Yo movía la cabeza asintiendo, siempre me sobrecoge esa angustia por la impotencia de no poder ayudar. No me hubiese importado tocarlo y limpiarle aquellos labios que comenzaban a mostrar síntomas de infección, razón por la que lo sacaron a la enfermería en aquellas condiciones.

Le juré que dentro de mis humildes posibilidades, informaría a la opinión pública internacional, y que si los Relatores llegaban a Cuba, les hablaría de él.

Antes de que se fuera intenté convencerlo de que ya había logrado su propósito; el penal y su dirección sentían la culpa de no haberlo escuchado, los demás internos también, entonces le pregunté si aún tenía sentido continuar en esas condiciones, al punto de poner en riesgo su vida. Me dijo: sí, Político, no piense que vine a verlo sin saber quién es usted, en la celda me contaron cómo le hacían ingerir los alimentos a la fuerza, si no estuviera allí o en un hospital.

Solo pude pedir a Dios que lo protegiera.
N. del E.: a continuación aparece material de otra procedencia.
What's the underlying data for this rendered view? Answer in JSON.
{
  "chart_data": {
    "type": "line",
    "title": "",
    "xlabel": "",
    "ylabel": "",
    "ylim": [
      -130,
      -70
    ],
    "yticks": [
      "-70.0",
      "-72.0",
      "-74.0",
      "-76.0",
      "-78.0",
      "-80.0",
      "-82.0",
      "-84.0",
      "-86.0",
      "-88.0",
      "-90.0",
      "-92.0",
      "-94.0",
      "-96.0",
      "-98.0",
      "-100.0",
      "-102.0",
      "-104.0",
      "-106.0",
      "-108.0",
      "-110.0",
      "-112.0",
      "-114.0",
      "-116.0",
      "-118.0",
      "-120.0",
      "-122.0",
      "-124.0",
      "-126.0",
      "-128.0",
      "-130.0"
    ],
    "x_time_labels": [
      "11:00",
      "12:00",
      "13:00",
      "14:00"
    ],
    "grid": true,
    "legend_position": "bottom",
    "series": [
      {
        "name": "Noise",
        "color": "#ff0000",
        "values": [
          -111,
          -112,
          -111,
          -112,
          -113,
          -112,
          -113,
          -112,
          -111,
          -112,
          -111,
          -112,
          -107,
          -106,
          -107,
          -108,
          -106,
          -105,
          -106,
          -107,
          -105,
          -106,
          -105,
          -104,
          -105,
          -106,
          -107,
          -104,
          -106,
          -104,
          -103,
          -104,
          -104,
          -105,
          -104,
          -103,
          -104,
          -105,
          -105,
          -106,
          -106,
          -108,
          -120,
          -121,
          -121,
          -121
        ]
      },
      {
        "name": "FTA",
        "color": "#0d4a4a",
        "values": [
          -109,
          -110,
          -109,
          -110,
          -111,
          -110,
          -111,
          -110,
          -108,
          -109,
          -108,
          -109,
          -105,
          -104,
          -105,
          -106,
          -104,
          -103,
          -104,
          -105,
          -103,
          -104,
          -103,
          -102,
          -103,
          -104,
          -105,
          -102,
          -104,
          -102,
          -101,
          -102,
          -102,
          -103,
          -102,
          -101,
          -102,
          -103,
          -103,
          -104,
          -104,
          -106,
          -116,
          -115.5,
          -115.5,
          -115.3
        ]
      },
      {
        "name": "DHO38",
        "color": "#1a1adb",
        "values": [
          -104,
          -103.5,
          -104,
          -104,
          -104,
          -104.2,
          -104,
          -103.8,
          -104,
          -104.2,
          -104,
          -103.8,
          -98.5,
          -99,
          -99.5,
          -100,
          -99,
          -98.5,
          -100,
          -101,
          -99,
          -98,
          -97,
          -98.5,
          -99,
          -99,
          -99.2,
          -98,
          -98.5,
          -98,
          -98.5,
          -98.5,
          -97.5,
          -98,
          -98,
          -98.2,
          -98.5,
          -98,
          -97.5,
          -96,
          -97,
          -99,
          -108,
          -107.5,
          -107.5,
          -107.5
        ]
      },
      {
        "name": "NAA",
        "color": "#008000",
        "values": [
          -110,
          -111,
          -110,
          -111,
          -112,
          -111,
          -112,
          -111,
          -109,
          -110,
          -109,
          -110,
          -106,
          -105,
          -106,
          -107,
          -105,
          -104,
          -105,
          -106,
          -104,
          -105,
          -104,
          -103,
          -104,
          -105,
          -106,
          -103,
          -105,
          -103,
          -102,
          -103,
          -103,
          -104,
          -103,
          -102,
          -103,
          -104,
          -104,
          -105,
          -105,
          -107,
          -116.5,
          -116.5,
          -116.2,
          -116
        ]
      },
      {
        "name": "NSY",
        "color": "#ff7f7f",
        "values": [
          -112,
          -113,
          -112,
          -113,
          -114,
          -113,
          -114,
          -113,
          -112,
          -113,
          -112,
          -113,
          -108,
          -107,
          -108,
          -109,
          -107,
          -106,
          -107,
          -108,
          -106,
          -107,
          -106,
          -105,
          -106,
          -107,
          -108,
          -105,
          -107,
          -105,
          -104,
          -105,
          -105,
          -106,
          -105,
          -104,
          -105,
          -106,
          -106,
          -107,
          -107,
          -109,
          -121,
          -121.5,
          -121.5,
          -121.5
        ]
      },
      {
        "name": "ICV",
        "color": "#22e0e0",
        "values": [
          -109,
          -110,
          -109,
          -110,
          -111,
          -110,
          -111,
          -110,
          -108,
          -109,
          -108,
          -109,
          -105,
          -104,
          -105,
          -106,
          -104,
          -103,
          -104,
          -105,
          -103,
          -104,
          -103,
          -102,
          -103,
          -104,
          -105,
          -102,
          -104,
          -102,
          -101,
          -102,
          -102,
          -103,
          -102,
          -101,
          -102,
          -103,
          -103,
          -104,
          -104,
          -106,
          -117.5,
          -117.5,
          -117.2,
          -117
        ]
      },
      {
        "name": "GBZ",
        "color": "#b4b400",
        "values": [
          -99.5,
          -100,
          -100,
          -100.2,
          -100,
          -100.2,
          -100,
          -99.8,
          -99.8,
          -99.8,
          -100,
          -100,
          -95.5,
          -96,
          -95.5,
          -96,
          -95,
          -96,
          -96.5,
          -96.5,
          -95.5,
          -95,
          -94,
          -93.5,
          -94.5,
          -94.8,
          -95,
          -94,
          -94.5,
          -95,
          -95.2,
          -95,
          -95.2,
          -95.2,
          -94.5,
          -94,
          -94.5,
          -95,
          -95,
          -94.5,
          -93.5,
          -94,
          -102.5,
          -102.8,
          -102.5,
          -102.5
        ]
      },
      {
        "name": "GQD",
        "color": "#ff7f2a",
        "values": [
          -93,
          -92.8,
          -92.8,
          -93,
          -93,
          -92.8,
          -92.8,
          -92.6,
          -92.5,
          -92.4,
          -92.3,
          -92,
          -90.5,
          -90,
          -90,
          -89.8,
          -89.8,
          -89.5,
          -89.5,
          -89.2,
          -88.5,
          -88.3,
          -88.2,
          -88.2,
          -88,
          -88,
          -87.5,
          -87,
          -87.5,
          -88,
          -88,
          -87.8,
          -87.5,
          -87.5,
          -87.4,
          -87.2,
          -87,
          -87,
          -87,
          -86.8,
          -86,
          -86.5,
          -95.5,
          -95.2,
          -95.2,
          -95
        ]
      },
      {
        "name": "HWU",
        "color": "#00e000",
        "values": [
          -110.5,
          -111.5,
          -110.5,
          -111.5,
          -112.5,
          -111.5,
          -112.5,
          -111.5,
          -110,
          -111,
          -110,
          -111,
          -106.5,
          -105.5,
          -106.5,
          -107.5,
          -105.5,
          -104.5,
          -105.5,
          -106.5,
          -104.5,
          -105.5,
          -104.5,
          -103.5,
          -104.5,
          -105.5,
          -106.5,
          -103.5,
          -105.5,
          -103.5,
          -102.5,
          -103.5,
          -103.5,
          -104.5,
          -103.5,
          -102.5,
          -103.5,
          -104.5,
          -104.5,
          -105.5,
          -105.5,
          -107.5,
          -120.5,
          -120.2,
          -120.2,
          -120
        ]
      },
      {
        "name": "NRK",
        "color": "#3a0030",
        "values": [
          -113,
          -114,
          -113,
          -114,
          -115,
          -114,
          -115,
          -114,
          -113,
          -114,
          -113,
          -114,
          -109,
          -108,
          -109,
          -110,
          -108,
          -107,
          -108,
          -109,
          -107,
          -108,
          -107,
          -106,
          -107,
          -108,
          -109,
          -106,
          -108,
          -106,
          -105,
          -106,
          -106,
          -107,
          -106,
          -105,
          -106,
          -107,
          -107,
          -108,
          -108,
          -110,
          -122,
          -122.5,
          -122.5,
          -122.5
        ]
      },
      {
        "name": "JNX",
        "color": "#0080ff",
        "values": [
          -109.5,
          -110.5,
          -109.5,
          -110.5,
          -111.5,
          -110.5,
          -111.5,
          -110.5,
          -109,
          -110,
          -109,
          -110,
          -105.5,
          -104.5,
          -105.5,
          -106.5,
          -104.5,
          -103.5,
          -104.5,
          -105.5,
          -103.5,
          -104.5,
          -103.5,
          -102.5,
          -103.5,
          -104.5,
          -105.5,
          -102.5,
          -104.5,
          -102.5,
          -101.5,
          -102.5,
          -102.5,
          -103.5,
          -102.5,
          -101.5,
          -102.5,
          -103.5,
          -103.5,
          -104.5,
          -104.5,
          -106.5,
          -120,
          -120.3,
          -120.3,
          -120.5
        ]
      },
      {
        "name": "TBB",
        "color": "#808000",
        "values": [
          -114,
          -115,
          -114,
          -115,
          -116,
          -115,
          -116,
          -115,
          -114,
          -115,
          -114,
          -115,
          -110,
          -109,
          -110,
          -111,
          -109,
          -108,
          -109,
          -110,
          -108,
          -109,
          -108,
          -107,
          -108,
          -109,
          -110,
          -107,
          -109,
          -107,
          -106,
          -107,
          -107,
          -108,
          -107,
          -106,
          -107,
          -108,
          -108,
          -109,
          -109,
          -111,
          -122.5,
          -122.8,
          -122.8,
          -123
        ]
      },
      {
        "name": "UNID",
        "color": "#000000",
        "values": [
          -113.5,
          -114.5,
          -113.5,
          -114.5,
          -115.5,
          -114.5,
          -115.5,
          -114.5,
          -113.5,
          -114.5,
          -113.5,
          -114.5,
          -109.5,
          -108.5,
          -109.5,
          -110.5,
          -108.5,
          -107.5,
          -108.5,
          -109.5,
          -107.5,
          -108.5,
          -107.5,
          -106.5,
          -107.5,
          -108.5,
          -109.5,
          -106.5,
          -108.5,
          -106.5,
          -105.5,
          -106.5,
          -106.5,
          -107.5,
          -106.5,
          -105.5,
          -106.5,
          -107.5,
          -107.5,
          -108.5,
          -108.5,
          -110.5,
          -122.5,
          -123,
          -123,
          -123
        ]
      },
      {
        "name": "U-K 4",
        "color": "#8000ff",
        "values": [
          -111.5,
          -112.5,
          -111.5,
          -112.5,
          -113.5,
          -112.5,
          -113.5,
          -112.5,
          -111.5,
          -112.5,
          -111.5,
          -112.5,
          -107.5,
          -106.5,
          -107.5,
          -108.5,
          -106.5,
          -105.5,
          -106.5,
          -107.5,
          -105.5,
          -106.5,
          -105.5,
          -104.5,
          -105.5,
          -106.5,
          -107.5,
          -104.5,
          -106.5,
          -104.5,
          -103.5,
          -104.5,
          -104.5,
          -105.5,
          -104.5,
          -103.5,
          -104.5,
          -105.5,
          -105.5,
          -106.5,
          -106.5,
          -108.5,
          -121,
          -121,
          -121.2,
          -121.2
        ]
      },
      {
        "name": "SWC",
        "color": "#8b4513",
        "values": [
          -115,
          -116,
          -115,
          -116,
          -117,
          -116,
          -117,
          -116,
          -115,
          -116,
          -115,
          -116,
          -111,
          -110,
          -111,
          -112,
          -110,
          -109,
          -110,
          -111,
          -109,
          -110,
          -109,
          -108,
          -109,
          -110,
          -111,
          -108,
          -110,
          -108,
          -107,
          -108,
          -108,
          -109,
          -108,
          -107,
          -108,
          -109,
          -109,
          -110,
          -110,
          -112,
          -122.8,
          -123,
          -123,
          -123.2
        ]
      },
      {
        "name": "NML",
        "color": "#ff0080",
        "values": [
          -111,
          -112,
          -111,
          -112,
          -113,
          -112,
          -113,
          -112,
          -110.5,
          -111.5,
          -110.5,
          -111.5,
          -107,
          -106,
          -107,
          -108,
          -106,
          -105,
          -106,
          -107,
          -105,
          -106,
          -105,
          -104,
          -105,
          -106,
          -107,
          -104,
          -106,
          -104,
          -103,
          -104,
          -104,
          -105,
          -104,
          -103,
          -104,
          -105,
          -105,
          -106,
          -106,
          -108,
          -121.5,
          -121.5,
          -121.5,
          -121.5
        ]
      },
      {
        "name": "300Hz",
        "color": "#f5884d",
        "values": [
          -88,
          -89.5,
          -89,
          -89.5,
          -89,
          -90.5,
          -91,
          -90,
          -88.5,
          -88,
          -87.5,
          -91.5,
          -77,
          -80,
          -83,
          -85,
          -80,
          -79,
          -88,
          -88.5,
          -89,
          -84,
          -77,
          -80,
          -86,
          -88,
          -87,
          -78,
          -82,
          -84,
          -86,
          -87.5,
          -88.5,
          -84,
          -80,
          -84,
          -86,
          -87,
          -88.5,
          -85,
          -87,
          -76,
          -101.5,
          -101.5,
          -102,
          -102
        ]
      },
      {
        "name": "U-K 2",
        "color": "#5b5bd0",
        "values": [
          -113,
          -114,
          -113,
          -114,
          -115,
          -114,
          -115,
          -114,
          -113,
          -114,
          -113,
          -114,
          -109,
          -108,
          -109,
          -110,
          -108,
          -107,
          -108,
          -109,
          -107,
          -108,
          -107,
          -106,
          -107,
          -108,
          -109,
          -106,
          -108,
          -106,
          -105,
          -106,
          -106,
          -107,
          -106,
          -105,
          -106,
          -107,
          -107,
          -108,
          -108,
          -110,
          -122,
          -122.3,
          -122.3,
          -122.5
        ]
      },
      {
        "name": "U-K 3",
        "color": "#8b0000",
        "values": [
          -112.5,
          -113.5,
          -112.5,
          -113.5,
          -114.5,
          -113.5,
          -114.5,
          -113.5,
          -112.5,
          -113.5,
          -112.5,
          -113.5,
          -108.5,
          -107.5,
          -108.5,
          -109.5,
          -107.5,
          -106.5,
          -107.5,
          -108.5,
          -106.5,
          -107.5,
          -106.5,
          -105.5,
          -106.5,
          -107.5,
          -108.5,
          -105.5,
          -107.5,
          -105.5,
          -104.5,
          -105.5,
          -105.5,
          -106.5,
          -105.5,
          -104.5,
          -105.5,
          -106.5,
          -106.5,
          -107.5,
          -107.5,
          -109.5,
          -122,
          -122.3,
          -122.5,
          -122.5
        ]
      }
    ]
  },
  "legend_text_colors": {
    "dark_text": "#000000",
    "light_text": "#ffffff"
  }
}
Finalmente respondió a la constante orden de los guardias para que continuara camino a la celda.

No me olvide Político, me dijo, y no pude evitar que los ojos se me humedecieran. En aquellos breves minutos se había estrechado entre nosotros una solidaridad y una hermandad que se sobreponían a la situación difícil en la que vivimos.

Te abrazo, le dije. Yo a usted también, me respondió, y orgulloso se encaminó a los huecos sucios y oscuros de las celdas de castigo.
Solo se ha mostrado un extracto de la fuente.